Search code examples
rggplot2geom-bar

don't loss N/A values in ggplot2 and delete outliers


I would like to draw histogram/bar of my data with N/A value. At the moment when I am trying to use ggplot2 all non-finite values removed automaticly. Is any posibility to count how many of them we have and put on plot? I would like to solve this problem for or classes (integer, numeric, character, date ect.)

ggplot(tmp, aes(x = x, y=(..count..)/sum(..count..))) + 
  geom_bar(fill="#003399") + 
  labs(title = "...", x = "Variable Values", y = "Frequency")

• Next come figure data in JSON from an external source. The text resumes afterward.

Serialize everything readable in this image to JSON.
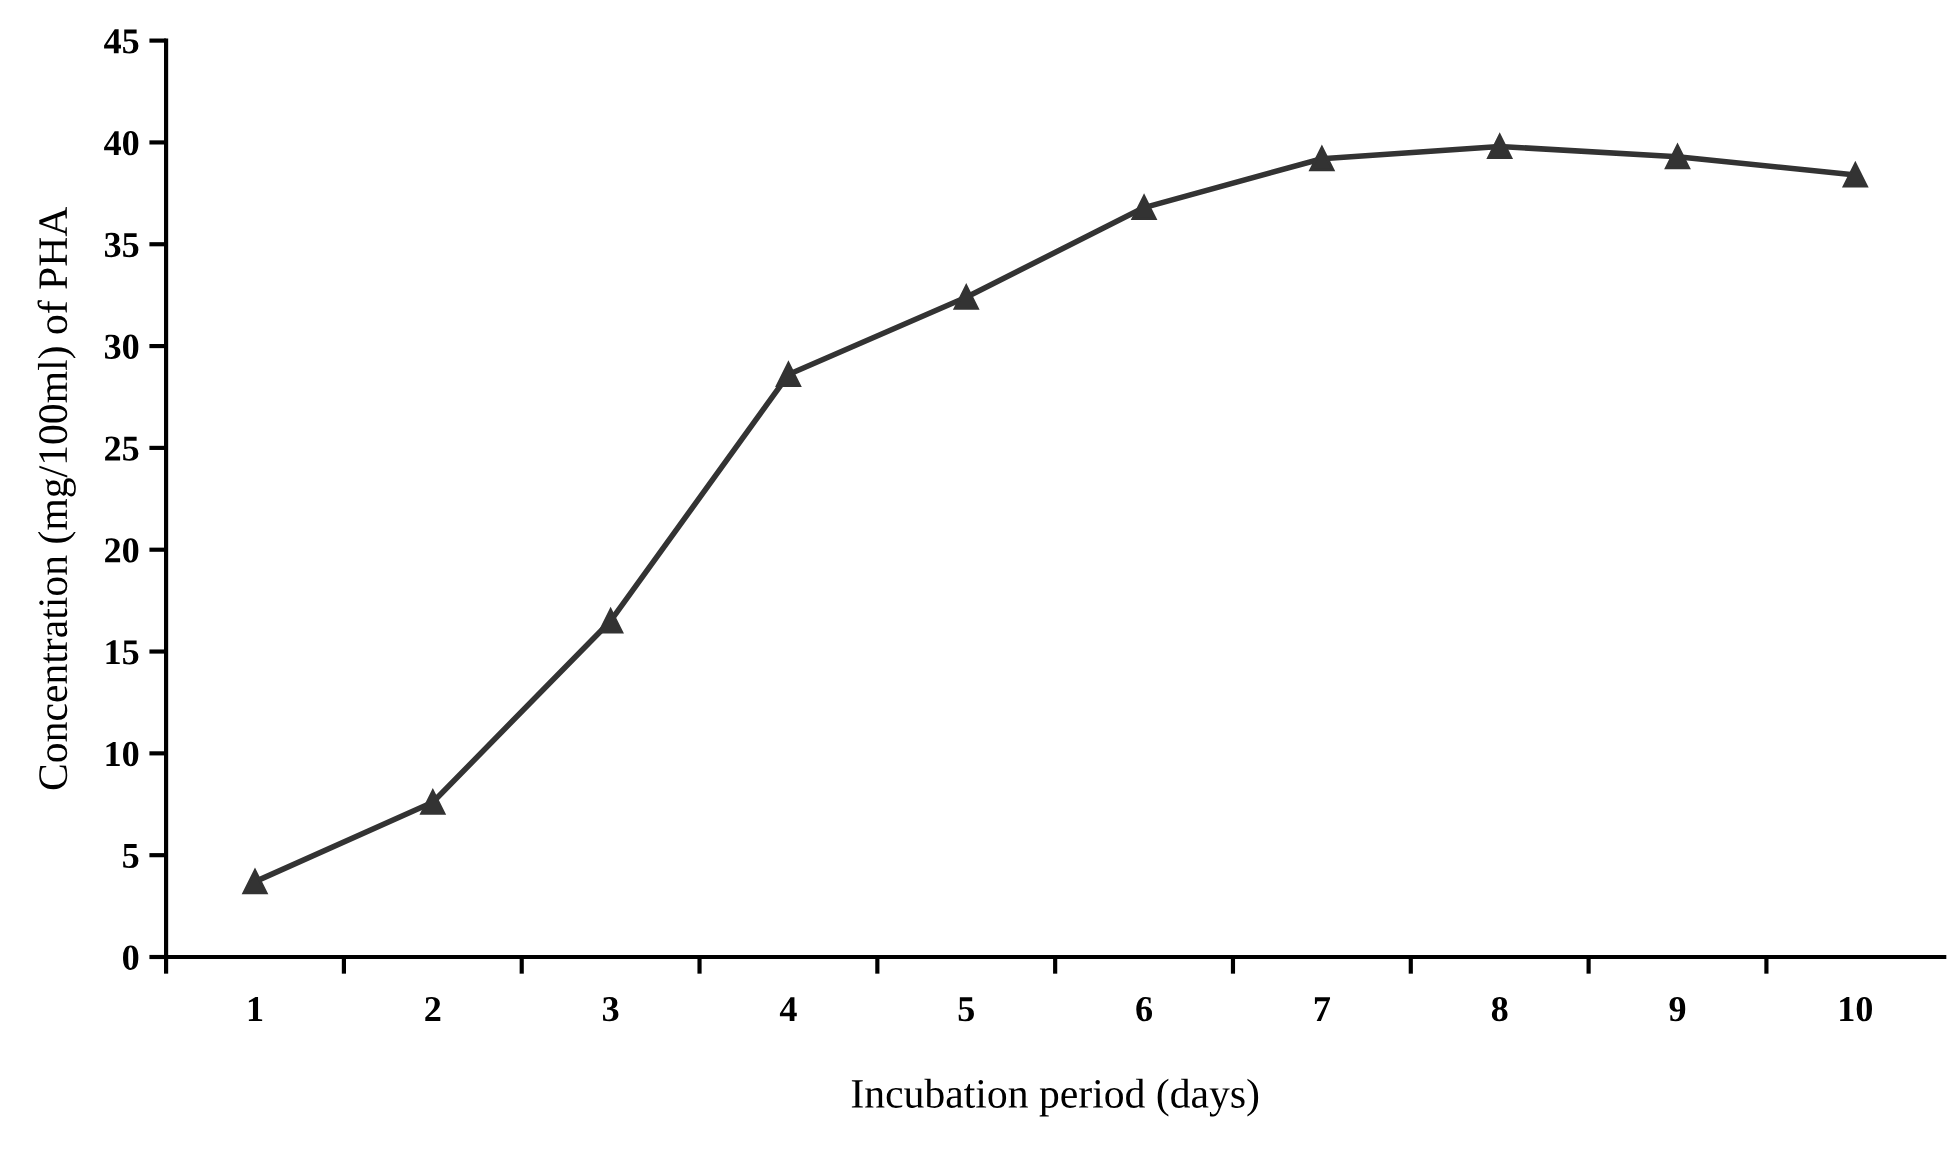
{
  "chart_data": {
    "type": "line",
    "xlabel": "Incubation period (days)",
    "ylabel": "Concentration (mg/100ml) of PHA",
    "categories": [
      "1",
      "2",
      "3",
      "4",
      "5",
      "6",
      "7",
      "8",
      "9",
      "10"
    ],
    "series": [
      {
        "color": "#333333",
        "values": [
          3.7,
          7.6,
          16.5,
          28.6,
          32.4,
          36.8,
          39.2,
          39.8,
          39.3,
          38.4
        ]
      }
    ],
    "ylim": [
      0,
      45
    ],
    "yticks": [
      0,
      5,
      10,
      15,
      20,
      25,
      30,
      35,
      40,
      45
    ],
    "grid": false,
    "legend": false,
    "marker": "triangle",
    "line_style": "solid"
  }
}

I have also secound question.How I can automaticly delete 5% of the lowest and 5% of the highest values (outliers) from ggplot panel? Becouse of that histograms will be much more transpartent.


Solution

  • Maybe this is what you are looking for:

    # Generate a 'toy dataset' with some missing values in y
    set.seed(1234)
    n <- 100
    tmp <- data.frame(x = sample(LETTERS[1:5], n, replace=T),
                      y = rnorm(n))
    tmp$y[sample(1:n,10)] <- NA
    summary(tmp)
    
    
    tmp$miss <- "No missing"
    tmp$miss[is.na(tmp$y)] <- "Missing"
    ggplot(tmp, aes(x = x, y=(..count..)/sum(..count..))) + 
      geom_bar(aes(group=miss, fill=miss), position="stack") + 
      labs(title = "...", x = "Variable Values", y = "Frequency")
    

    enter image description here